SkipManager: Skip everything in the RL pipeline.

Last updated: 2026-05-23

1. Overview

SkipManager (verl.utils.skip.SkipManager) is a general-purpose framework for skipping selected steps in verl training flows. By bypassing expensive stages on configured steps, it helps save time, memory, or other resources and improves developer iteration speed during debugging and experimentation.

Skip behavior is centralized under the top-level Hydra key skip. Modules register by role (for example "rollout" or "async_rollout") and are attached with @SkipManager.annotate(role=...). Each role declares which integer steps in config are eligible for skip logic. Today only rollout-related roles are implemented; the same mechanism can be extended to other pipeline stages (see section 5).

Typical use cases

SkipManager is intended for development workflows where repeating full training is costly:

  1. Faster iteration: skip heavy stages on chosen steps (e.g. generation) while exercising the rest of the pipeline.

  2. Deterministic replay: cache and reload intermediate results to reproduce a prior run on specific steps.

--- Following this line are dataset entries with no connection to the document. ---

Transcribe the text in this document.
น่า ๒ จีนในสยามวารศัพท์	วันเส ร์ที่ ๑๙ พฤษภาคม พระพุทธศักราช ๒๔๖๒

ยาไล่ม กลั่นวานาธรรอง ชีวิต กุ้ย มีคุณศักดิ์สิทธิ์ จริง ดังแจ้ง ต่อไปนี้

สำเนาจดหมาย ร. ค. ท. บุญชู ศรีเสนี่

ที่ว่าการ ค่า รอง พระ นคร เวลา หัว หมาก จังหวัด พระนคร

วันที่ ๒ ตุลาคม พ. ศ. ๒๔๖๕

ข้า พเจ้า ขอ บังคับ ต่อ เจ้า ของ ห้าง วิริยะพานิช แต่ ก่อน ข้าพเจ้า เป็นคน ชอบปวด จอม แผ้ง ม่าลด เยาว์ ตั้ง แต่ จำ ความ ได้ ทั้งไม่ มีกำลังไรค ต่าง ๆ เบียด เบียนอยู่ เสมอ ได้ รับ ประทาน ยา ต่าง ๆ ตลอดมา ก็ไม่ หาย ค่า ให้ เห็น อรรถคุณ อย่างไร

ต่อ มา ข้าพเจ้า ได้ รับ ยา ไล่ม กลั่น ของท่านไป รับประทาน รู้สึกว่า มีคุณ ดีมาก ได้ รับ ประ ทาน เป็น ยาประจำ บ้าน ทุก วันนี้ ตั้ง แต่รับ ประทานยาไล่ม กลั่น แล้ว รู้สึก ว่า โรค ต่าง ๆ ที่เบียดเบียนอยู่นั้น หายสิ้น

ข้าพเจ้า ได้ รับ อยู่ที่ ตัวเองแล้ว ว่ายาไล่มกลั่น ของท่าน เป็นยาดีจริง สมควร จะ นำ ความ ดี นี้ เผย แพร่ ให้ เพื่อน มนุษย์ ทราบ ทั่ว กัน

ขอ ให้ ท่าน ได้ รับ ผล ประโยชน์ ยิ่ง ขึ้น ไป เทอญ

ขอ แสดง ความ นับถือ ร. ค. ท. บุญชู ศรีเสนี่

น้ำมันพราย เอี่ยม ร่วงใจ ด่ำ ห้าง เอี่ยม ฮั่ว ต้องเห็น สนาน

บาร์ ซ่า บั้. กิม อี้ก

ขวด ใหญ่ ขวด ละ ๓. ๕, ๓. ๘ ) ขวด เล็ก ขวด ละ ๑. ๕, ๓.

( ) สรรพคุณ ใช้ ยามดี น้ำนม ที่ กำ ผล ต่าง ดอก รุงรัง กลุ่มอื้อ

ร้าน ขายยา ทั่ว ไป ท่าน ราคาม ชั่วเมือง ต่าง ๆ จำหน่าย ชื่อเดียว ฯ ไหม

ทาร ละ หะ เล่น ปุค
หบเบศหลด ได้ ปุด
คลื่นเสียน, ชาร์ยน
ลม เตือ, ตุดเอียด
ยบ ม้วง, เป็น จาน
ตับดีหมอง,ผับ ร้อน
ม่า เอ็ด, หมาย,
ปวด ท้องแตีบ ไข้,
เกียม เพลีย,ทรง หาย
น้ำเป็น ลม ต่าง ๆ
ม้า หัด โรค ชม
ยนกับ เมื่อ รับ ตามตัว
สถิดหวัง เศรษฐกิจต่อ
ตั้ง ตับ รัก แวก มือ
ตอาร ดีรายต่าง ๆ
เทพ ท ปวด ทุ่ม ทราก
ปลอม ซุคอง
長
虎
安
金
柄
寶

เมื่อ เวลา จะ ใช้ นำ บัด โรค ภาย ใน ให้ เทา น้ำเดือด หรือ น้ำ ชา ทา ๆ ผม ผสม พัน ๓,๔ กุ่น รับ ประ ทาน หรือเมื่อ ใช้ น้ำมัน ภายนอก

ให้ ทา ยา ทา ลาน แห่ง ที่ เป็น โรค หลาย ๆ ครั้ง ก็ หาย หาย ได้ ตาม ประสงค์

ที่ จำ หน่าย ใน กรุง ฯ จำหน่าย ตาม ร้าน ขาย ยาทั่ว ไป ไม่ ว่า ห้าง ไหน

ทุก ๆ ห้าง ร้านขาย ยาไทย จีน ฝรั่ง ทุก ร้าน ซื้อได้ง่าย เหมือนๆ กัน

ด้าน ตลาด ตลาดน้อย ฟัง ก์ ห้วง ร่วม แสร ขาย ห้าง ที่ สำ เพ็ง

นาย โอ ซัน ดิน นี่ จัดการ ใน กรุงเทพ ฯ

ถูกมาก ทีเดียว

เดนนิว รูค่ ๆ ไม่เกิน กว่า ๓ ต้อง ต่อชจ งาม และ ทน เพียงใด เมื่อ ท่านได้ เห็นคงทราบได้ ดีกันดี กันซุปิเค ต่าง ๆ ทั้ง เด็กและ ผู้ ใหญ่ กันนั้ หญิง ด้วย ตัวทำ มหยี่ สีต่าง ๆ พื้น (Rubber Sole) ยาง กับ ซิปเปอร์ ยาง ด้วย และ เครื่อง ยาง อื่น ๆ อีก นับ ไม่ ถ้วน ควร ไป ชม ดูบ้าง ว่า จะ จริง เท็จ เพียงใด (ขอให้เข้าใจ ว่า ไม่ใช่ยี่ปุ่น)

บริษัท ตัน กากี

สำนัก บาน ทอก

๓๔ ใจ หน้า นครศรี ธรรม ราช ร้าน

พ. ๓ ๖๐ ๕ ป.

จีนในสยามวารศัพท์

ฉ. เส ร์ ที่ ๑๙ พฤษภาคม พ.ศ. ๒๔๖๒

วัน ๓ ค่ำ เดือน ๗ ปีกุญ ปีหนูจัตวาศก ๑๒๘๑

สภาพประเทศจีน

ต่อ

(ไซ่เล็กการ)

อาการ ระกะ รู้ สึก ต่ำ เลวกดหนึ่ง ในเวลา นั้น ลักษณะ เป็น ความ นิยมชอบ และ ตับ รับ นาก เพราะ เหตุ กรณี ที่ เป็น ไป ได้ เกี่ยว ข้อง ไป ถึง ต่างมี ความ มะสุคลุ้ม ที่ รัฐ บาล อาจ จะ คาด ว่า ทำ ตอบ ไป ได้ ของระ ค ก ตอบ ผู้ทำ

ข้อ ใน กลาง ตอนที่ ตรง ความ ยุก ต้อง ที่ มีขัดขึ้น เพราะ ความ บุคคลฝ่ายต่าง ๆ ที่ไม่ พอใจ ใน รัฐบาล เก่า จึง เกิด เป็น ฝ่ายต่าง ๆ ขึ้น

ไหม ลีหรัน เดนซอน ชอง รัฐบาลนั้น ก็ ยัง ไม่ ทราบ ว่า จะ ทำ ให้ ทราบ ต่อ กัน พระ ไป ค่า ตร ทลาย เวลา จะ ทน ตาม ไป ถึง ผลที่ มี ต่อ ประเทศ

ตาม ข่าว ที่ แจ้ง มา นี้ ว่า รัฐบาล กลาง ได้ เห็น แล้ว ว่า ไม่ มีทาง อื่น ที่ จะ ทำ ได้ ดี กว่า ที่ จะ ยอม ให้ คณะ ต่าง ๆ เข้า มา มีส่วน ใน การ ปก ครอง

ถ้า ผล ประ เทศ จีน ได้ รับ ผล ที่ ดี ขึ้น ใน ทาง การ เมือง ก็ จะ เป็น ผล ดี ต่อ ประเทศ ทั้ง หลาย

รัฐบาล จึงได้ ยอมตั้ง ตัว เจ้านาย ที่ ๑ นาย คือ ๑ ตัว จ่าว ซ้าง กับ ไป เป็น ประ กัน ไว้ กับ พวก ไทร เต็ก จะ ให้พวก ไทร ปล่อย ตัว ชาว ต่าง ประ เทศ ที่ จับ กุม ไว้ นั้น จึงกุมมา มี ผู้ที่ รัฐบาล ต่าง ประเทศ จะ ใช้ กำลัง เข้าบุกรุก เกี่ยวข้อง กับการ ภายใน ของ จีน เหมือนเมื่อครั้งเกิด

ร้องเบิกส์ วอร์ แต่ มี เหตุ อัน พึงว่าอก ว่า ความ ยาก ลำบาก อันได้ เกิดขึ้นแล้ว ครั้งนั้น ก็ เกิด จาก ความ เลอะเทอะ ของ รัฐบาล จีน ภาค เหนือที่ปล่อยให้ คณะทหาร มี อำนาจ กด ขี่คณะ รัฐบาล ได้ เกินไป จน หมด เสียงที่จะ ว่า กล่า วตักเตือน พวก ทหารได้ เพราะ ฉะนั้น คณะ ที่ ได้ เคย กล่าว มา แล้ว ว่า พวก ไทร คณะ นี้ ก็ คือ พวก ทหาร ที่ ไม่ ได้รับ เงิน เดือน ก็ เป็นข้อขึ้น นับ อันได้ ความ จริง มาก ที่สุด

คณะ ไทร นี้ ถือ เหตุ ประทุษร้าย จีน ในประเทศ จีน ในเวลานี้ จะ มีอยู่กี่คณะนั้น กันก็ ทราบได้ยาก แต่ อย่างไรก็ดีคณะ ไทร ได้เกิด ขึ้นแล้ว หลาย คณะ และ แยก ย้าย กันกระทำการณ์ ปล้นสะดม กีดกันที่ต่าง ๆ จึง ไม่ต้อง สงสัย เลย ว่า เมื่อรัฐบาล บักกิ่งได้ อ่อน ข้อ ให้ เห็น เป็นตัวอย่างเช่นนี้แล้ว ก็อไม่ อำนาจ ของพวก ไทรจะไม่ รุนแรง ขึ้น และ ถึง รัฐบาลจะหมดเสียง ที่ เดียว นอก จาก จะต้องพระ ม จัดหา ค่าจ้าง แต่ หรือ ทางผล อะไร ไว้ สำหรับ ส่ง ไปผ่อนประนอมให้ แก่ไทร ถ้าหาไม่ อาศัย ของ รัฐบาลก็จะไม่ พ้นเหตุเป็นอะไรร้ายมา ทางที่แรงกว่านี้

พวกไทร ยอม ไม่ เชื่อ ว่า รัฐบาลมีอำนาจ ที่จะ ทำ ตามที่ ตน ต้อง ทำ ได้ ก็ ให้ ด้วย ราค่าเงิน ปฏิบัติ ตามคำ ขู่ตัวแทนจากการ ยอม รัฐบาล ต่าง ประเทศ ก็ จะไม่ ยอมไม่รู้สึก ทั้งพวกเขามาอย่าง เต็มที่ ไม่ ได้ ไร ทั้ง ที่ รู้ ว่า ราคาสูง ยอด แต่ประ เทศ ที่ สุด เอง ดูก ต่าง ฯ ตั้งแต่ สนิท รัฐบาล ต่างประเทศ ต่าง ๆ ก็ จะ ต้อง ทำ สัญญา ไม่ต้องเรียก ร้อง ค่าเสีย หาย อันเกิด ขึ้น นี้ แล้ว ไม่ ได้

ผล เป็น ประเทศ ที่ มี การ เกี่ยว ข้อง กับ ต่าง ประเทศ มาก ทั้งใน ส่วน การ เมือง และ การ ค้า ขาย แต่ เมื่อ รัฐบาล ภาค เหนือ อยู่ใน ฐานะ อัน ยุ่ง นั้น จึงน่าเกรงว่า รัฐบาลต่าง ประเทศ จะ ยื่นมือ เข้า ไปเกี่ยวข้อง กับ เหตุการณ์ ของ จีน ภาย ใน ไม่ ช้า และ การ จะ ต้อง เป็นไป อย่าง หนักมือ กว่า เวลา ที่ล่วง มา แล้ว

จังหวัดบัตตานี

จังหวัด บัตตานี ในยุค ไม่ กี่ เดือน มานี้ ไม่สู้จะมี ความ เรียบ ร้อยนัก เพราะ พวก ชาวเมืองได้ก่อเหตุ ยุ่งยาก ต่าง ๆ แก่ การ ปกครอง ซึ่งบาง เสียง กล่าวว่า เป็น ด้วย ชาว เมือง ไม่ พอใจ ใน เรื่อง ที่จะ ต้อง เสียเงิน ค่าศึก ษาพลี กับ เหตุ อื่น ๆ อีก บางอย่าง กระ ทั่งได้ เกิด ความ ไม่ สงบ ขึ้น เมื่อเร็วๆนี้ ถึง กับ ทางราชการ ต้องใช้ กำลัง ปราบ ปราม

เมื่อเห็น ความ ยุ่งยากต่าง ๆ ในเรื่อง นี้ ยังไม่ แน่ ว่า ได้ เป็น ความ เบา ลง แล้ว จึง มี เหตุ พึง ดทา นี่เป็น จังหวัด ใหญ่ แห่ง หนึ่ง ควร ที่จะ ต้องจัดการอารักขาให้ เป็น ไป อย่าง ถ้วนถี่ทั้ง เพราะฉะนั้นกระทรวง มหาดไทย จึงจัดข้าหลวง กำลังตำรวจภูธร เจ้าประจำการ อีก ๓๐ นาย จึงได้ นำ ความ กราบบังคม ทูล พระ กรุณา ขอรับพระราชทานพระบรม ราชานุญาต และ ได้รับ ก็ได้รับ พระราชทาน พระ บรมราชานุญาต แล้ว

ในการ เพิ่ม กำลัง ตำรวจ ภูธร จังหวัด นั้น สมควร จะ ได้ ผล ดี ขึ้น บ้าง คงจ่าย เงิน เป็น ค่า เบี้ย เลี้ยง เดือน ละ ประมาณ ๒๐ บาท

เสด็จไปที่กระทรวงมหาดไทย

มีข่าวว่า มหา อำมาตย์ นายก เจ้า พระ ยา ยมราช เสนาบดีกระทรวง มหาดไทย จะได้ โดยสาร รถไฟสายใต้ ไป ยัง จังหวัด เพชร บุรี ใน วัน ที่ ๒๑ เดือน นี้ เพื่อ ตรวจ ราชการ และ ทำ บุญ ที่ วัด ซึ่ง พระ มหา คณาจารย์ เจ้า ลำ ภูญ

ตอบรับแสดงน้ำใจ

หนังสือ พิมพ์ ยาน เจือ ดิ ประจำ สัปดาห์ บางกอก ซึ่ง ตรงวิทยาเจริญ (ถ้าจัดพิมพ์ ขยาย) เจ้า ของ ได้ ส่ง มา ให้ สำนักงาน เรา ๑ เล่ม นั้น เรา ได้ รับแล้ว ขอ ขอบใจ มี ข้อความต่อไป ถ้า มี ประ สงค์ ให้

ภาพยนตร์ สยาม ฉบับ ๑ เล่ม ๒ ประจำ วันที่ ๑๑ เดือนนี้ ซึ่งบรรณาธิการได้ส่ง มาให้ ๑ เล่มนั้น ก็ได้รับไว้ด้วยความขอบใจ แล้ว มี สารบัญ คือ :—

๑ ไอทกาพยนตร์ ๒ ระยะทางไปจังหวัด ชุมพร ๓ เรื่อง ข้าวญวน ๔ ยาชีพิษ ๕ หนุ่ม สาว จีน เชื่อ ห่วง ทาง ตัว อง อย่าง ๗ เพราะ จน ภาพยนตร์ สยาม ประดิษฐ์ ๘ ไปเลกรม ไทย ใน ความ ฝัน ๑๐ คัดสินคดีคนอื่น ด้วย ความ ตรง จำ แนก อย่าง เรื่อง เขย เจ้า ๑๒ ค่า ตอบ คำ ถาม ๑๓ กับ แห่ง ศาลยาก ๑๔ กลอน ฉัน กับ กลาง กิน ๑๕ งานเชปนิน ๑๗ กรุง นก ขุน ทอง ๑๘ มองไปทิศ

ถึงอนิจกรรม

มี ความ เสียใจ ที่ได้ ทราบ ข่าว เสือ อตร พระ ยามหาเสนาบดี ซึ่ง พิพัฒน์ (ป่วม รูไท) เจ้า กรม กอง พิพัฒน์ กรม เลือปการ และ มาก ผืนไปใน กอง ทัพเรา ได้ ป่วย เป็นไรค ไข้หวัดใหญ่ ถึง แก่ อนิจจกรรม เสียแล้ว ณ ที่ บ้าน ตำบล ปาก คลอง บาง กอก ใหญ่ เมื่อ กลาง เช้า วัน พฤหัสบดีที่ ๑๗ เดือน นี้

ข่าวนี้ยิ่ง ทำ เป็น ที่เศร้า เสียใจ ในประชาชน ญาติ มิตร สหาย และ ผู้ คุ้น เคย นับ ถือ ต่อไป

  3. Resource savings: avoid recomputing or holding large tensors when bisecting bugs or tuning downstream logic.

The built-in rollout / async_rollout modules apply this to sequence generation; other roles can follow the same pattern as they are added.

Supported entry points today

Training entry

Skip role / config

Status

main_ppo.py (RayPPOTrainer)

skip.rollout

Supported

main_ppo_sync.py (TransferQueue + ReplayBuffer)

skip.rollout

Not supported (see section 3)

fully_async_main (FullyAsyncRollouter)

skip.async_rollout

Supported

2. Shared configuration (skip.rollout / skip.async_rollout)

Both roles use the same Hydra fields (RolloutSkipConfig / AsyncRolloutSkipConfig in verl/utils/skip/config.py). Defaults live in verl/trainer/config/ppo_trainer.yaml under skip.rollout and skip.async_rollout.

Parameters

  • enable (bool): Master switch for this role.

  • dump_dir (str): Root directory for cached DataProto shards (~ is expanded).

  • steps (list[int]): Steps on which skip logic is eligible. Outside this list, the decorated function always runs normally.

    • For skip.rollout: trainer global_steps (via SkipManager.set_step).

    • For skip.async_rollout: the feed-order index parsed from sample_id (see section 4) — not trainer global_steps.

  • action (cache | repeat):

    • cache: If a valid dump exists for the current step, load it and skip generation; otherwise run generation and write under that step directory.

    • repeat: If any valid dump exists, load from a substitute step chosen by the algorithm below; otherwise run generation and dump as usual.

Note

Only cache and repeat are validated in config today, even though SkipAction in verl.utils.skip.base_skip lists additional enum values for future modules.

repeat step selection (RolloutSkip._find_latest_step)

When action=repeat and the current step directory is missing or incomplete:

  1. If the directory for the current step is valid, use the current step.

  2. Else use the largest available step strictly less than the current step.

  3. Else use the smallest available step strictly greater than the current step.

  4. If no valid dump exists, skip does not apply: the wrapped function runs and may dump afterward.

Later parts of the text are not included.